Measuring roughly 69 x 82 mm, they are an odd size, somewhere between quarter-plate and sixth-plate. Both show a woman seated on the beach with two young children. She is Emily Minns née Carr (1840-1927), wife of Stoke Newington draper Charles Thomas Minns (1838-1900), and the two children with her are most likely her two eldest sons Charles Walter Marston Minns (1874-1951) and Frederick Thomas Minns (1875-1956).
Her third son was born in late 1877, which suggests to me that these two photographs were taken in the summer of 1877, probably by an itinerant beach photographer. The second image, taken from a slightly different angle, includes what may be a large spoked wheel of a bathing machine, similar to that shown in an early 20th Century photograph which I posted two weeks ago as a submission for the 105th Carnival of Genealogy (Swimsuit Edition).

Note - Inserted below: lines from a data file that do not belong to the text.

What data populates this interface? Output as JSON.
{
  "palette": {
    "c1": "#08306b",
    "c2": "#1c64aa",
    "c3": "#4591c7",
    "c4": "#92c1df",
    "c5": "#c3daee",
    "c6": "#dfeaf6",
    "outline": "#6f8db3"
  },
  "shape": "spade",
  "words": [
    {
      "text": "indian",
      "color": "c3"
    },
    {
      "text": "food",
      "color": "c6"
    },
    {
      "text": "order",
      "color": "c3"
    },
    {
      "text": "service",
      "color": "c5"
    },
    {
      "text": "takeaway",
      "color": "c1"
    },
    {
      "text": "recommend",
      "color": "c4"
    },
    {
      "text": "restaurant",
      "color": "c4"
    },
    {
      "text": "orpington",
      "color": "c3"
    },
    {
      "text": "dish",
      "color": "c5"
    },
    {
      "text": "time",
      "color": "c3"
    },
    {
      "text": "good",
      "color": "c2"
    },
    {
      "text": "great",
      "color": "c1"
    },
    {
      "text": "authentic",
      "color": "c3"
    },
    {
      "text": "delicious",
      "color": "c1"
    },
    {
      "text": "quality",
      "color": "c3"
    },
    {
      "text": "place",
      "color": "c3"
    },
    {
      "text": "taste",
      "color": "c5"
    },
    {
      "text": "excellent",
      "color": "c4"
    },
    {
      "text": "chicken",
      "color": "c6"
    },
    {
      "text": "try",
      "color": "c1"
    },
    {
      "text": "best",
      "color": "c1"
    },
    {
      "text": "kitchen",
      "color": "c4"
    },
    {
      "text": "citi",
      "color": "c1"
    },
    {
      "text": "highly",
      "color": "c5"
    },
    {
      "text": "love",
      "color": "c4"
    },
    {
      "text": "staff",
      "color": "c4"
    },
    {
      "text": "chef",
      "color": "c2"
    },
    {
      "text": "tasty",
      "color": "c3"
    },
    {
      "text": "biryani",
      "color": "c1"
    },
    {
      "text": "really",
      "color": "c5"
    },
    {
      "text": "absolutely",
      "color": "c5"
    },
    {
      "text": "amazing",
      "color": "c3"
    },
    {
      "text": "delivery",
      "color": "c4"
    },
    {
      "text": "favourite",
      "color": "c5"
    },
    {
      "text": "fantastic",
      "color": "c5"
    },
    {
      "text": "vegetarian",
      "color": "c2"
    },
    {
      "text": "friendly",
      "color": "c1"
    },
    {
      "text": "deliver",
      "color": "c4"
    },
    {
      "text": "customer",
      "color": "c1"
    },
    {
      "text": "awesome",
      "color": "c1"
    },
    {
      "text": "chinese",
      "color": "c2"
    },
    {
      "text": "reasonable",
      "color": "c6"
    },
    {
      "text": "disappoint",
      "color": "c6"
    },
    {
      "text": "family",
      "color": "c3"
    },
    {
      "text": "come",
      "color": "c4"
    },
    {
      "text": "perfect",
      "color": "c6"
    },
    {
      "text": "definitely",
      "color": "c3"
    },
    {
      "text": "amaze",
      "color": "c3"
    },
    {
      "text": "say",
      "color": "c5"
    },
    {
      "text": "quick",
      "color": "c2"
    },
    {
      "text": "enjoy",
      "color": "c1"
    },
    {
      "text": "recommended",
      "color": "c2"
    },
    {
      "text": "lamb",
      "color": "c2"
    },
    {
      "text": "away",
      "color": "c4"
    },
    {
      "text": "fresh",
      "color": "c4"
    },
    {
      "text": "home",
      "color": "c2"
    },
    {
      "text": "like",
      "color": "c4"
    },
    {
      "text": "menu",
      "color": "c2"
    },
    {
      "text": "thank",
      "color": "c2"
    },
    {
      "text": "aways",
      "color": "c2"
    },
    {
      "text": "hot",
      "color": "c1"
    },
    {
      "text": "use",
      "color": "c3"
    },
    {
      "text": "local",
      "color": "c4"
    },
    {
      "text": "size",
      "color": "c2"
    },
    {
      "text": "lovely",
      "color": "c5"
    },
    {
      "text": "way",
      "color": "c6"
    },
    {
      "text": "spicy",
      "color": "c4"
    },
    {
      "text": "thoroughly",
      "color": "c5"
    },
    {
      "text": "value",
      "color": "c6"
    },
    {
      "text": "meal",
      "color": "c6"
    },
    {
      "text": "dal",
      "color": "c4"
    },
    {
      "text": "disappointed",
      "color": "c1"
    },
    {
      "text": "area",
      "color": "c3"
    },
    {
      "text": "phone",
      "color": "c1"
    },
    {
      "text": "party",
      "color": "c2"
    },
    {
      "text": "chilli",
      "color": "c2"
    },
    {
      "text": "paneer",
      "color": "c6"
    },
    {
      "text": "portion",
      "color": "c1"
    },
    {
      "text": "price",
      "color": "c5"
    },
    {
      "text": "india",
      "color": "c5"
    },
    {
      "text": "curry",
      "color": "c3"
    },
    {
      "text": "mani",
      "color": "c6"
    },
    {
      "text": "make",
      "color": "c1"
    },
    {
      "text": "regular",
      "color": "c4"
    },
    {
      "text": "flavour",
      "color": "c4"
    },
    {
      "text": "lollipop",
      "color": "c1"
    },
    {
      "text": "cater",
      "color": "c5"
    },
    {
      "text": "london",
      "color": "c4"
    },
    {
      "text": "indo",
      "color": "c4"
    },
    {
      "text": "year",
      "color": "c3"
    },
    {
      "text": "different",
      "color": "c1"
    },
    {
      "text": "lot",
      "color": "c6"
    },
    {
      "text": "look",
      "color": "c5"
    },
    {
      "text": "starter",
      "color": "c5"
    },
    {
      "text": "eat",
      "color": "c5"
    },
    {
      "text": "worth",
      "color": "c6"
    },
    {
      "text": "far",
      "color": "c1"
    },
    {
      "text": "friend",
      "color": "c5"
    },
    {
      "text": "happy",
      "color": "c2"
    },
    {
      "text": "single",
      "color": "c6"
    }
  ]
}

Ladies' and Children's Bathing Suits
Harper's Bazaar, 15 July 1876
I assumed initially that they were dressed for outdoor activities. However, now that I've looked at Stella Blum's Victorian Fashions and Costumes from Harper's Bazaar 1867-1898, I think they could well be wearing bathing suits. Although not identical - that would be so "last year" wouldn't it - the clothes are similar to those depicted in the engraving shown from July 1876, reproduced above. Perhaps someone more familiar with Victorian fashions can confirm - or refute - this. While they belong firmly in the "What were they thinking?" category in the present day, I feel they were at the height of fashion back then.
I'm looking forward to a suitably eclectic selection of swimsuits among the other Sepia Saturday contributions this week.